Both uses of the word “work” in the title of this article have quotation marks around them because what qualifies as actual, important, too legit to quit work (with no quotations) is very much in the soul of the laborer. I struggle mightily to answer the simple question: “What do I do for a living?”
To convince some people with money to give me a tiny bit of that scratch so that I can purchase food and pay my rent, I organize circuit boards at a semiconductor company. So I could just say that I work in the tech industry. I do sometimes say that because it’s more vague and cooler sounding than admitting that I really just manage a stockroom; and saying that I “manage” a stockroom is somewhat more impressive than explaining that I’m the only one in that stockroom, so I really just manage myself…and the room, and the circuit boards in the room – but the gadgetry is objectively worth more than I am (for example, my company would get more moolah from their insurance company if all of their stock was randomly destroyed than my family would probably get if I myself was randomly destroyed) so, I guess I’m bossing around some pretty big deals.

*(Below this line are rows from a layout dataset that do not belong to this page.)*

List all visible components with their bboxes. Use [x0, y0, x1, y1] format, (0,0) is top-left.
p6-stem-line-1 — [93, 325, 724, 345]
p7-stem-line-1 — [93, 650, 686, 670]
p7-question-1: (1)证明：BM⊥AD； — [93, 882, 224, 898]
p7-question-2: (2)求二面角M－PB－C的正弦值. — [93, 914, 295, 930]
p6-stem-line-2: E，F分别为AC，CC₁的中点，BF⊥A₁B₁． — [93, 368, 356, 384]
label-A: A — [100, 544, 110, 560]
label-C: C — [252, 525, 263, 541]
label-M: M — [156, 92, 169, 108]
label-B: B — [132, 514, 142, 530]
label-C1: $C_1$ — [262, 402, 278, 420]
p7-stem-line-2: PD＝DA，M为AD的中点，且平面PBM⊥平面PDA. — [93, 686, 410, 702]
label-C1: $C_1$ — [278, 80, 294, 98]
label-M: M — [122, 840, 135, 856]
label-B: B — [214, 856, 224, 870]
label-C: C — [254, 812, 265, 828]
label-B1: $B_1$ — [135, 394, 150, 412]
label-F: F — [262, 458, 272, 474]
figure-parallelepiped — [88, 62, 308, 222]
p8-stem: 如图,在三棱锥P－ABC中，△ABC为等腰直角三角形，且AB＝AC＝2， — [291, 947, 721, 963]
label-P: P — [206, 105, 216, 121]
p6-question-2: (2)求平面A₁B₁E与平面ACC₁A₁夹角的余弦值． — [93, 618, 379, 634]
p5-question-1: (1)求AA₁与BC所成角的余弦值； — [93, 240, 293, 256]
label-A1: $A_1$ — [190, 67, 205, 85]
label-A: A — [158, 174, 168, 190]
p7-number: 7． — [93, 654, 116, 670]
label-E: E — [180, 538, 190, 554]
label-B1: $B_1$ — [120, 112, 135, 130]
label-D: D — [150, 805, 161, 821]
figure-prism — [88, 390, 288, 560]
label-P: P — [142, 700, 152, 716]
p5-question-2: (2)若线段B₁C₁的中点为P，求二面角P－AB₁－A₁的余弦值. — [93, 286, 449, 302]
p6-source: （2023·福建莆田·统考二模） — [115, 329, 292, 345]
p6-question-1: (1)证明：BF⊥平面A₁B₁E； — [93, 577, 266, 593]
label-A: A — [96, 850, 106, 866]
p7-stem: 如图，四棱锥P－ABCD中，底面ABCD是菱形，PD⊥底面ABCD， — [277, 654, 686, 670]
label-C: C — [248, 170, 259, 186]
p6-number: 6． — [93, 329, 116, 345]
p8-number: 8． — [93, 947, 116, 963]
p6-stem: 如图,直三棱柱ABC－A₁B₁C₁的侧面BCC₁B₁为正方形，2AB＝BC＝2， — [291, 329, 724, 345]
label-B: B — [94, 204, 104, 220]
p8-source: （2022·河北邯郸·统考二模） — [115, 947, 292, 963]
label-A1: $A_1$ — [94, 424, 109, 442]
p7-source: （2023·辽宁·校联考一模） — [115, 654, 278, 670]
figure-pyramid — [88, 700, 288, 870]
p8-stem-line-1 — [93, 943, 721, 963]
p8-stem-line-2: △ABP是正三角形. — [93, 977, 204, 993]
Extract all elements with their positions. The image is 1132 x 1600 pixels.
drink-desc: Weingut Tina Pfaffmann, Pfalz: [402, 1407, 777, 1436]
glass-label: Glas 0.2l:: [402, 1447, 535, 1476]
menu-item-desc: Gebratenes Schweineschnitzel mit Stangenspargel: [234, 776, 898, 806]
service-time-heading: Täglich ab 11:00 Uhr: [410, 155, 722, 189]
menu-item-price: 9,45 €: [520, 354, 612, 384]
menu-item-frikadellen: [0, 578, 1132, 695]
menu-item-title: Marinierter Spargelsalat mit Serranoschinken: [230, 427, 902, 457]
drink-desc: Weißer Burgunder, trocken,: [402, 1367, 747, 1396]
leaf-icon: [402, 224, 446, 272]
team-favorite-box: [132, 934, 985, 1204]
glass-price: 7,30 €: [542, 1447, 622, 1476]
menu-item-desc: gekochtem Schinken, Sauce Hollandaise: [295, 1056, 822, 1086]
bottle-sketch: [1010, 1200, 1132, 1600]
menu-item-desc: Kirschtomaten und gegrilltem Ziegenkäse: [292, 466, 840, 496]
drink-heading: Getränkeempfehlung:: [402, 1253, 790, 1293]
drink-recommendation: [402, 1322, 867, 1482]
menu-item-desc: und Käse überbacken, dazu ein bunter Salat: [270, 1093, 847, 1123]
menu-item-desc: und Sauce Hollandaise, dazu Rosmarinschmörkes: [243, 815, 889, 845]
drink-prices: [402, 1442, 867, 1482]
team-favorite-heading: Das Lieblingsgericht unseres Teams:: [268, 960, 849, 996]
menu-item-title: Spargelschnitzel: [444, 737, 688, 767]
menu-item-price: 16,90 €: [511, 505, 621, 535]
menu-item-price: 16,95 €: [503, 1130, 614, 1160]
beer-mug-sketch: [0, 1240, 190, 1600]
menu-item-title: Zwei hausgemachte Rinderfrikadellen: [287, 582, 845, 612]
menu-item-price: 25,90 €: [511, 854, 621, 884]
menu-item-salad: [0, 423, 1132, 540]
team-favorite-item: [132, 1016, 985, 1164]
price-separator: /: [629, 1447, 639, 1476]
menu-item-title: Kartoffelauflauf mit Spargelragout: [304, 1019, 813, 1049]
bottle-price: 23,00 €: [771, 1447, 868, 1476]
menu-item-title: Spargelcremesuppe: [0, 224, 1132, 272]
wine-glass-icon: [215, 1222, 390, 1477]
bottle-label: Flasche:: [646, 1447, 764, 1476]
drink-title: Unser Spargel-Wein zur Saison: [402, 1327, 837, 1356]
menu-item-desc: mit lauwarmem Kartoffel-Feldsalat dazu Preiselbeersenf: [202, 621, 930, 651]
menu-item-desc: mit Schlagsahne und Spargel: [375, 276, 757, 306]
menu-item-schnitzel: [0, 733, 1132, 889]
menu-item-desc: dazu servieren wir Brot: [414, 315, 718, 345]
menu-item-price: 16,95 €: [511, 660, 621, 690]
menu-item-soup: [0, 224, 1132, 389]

Organizing circuit boards is essentially the same as organizing cereal boxes or magazines or sex toys. (I don’t know where anyone reading this might work, so I choose to imagine that everyone reading works at an adult novelty store because it’s somewhat more titillating for me; I also choose to imagine that the stores you work at sell cereal as well as saucy tchotchkes, because that’s titillating and delicious.) An inventory clerk is what I am, and an inventory clerk’s job is kinda-sorta the same regardless of what you’re being asked to store, sort, retrieve; store, sort, retrieve; store, sort, retrieve – be the labels focused on penis puns or decimal points.
What do I do for a living to make the living worthwhile? Why, sketch comedy, of course! (really, a number of artistic endeavors, hobbies, and entertaining distractions, like everyone, but this is a sketch comedy blog.) However, I am constantly emotionally constipated by the fact that the first strategic element for “living” demands so much more time and spurs so many more schizophrenic stampedes of stress than the second; although, I increasingly feel as if the second strategy is just as, if not more pressing. What’s the point of gathering numbers in your bank account when you feel like you’re basically just another number yourself? [Stands up on a soapbox balanced precariously on top of a high horse] Is a bunch of numbers exchanging a bunch of numbers all that we are to one another?!
I’m certainly not the first or even the zillionth person to consider such melancholic woe-is-me’s. It’s pretty much the default dilemma of modern mankind. One of the many valid answers to this quandary is that life is likely to continue on past a single depressive moment, and things will, almost certainly, more than likely, eventually, get better. However, following that logic, won’t “things” only get dependably better once I resolve the vexing conflict between what I need to do to meet my basic physical requirements and what I need to do to pursue my “higher” psychological / spiritual needs? Perhaps. Perhaps not. A lot of people seem to think that any consideration of “higher” needs is synonymous with pathetic mewling (especially when it’s other people harping on about it or when they suspect it inconveniences them) and anyways, the work that I don’t care about is good for ideas to use in the work that I do care about.
Work is also good for desks. Which is good for writers. The desk I have at home is seldom useful. It invariably gets cluttered into medusa-victim stasis by any knick knacks that I’ve happened to gather into my pockets, drag home, and then need to find a place to set: spare change, fast food receipts, magazines with pictures of sexy cereals, one-ring-to-rule-them-all’s, scripts from my last rehearsal, etcetera. My desk at work, on the other hand, is kept at a serviceable level of organization. This has the added benefit of making it a very convenient place to write sketches and blogs, which, come to think of it, is what I spend much of my time at my day job doing.
My employer doesn’t know it, but based on an hour by hour analysis, they’ve been paying me to be a sketch comedian this entire time. So, maybe, I’m a more well-balanced employee, creator, and person than I ever thought.